--------------> Realne szanse PISu w wyborach. Diagnoza sytuacji politycznej. Prognoza. Zapraszam do dyskusji.
--------------> Koniecznie przeczytaj przed obstawianiem wyników w wyborach parlamentarnych 2023.
Od wielu wielu lat bardzo uważnie śledzę polską politykę, dlatego też postanowiłem się podzielić moimi prognozami i tym co udało mi się zaobserwować na przestrzeni lat. Staram się obiektywnie patrzeć zawsze na to co się dzieje.
Moje pierwsze spostrzeżenie odnośnie mediów:
Media - Nie wiem czy to jest trend ogólnoświatowy bo nie śledzę miediów zagranicznych, więc będę pisał tylko o Polsce. Niestety w Polsce mamy pseudomedia, które cechują się brakiem obiektywizmu dziennikarskiego i które narzucają swój punkt widzenia. Zamiast podawać suche informacje to media podawają nam własną ocene o tych informacjach, co jest patologią ponieważ to my jako widzowie powinniśmy wyrabiać sobie własne zdanie. Tylko polsat i interia(jako jedni z większych graczy) od czasu gdy rządzi pis unikają narzucania własnych poglądów widzom. Poziom zadawanych pytan, obiektywizm zapraszanych ekspertów, jak i sam obiektywizm pseudodziennikarzy jest zerowy.

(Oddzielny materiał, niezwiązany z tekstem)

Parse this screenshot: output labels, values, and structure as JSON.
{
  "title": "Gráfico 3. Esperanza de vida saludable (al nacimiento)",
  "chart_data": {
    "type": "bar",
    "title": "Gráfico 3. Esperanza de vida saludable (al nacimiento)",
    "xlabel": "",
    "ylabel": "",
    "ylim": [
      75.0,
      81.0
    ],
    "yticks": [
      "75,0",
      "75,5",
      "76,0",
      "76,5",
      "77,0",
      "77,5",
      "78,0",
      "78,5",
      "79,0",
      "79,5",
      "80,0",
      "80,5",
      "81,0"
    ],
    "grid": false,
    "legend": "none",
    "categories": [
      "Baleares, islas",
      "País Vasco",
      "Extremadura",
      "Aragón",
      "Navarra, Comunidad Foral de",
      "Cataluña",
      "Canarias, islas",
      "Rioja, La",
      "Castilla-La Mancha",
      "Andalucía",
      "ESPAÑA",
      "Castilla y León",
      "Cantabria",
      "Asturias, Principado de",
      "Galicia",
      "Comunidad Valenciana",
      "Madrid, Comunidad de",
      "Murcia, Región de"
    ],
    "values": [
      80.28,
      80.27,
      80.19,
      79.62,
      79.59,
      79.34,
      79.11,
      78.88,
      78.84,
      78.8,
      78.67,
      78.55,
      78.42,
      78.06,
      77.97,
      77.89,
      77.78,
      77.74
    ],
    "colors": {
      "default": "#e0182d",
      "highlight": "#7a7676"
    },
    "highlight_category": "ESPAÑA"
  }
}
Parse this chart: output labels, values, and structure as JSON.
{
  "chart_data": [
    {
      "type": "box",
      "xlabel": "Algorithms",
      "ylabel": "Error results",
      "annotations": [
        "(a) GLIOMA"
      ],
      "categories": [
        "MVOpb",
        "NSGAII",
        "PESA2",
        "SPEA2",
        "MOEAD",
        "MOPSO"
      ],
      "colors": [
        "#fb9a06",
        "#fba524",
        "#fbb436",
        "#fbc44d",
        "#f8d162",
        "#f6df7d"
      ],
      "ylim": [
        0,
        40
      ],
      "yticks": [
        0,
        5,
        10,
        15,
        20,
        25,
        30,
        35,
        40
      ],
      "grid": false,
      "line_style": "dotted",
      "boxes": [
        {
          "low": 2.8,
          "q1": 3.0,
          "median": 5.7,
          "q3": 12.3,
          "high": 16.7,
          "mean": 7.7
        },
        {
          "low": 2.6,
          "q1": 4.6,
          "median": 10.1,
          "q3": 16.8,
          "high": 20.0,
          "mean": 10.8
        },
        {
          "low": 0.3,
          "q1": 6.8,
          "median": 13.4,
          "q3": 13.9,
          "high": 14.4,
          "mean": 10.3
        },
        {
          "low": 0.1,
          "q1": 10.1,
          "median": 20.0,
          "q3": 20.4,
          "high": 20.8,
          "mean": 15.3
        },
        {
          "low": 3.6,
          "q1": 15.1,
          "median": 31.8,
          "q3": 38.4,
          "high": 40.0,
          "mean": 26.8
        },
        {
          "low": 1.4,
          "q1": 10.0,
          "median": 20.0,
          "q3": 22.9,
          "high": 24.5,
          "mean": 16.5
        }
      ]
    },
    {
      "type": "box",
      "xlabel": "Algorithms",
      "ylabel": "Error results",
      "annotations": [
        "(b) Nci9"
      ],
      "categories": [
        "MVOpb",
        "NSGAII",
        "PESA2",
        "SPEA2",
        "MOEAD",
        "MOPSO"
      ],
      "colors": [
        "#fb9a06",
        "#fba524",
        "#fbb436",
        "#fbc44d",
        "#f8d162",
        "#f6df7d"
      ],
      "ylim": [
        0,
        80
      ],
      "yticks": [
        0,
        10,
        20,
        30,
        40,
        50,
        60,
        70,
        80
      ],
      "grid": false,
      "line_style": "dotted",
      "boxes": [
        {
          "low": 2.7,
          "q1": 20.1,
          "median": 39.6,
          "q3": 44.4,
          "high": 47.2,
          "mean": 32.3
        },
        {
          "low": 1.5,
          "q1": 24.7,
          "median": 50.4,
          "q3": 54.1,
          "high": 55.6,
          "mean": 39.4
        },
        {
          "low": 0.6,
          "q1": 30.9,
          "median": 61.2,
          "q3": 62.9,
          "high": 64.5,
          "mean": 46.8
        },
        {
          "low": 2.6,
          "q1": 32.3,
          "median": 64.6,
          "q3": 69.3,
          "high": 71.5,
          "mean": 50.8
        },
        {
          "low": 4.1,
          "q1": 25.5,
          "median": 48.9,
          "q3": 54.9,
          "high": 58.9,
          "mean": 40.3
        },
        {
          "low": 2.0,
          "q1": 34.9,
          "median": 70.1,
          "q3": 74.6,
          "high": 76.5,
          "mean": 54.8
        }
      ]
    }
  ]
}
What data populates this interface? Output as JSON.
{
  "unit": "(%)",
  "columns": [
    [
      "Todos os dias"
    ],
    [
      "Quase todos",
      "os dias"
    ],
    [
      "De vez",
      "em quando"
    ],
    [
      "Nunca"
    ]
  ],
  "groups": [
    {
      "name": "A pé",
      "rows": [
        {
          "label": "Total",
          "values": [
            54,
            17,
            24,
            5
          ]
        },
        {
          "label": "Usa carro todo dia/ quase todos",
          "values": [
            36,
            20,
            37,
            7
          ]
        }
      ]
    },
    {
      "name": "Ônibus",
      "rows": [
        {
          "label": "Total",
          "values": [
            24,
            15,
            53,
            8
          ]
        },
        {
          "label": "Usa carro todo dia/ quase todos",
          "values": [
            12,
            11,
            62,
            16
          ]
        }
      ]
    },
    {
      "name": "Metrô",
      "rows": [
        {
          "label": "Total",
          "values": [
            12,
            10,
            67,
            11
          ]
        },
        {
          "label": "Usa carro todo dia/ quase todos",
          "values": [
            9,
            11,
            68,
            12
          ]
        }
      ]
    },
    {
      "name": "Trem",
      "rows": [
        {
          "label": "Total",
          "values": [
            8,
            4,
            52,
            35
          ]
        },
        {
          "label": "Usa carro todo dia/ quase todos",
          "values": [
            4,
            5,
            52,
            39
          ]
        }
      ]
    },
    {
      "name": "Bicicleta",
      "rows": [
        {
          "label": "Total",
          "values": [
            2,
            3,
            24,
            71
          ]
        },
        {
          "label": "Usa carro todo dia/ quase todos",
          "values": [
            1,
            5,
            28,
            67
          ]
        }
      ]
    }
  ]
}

Chyba wszyscy wiemy o jakich dwóch stacjach jest mowa. Abstrahując zupełnie od tego z drugiej jednak strony dzięki czerwonej telewizji od 2015 pojawiło się w przestrzeni publicznej coś czego wcześniej nigdy nie było, czyli pluralizm medialny. Informacyjna bariera ochronna ze wszystkich stron chroniąca partię rządzącą przed 2015, a wyśmiewająca opozycję to była norma. Pamiętam to doskonale. Dziś, co by nie mówić o wadach, mamy tak ze czerwona telewizja nawala w opozycje, a niebieska telewizja nawala w rząd. Mamy chyba najbardziej spluralizowany system medialny w Europie. Przed 2015 wszystkie siły był skierowane przeciwko opozycji. Mówcie co chcecie, ale takie są fakty. Zwolennik opozycji powie: no dobrze ale czerwona telewizja nawala w opozycje z publicznych pieniedzy. Odpowiadam: Co za różnica czy publiczne czy prywatne pieniądze piorą mózgi ludziom? Czyli jak prywatne pieniądze piorą mózgi ludziom wtedy jest wszytsko ok? Przede wszystkim chodzi o zachowanie pluralizmu medialnego. Oczywiście to nie jest pochwała tylo stwierdzenie pewnych faktów - przypominam, że nawalanie przez media w opozycje czy rząd to jest, jak już wyżej wspomnialem, okraszanie suchych faktów swoimi ocenami. To jest patologia. To są właśnie pseudomedia. To nie ma nic wspólnego z obiektwizmem dziennikarskim. Obiektywizm powinien być naczelną zasadą każdego medium.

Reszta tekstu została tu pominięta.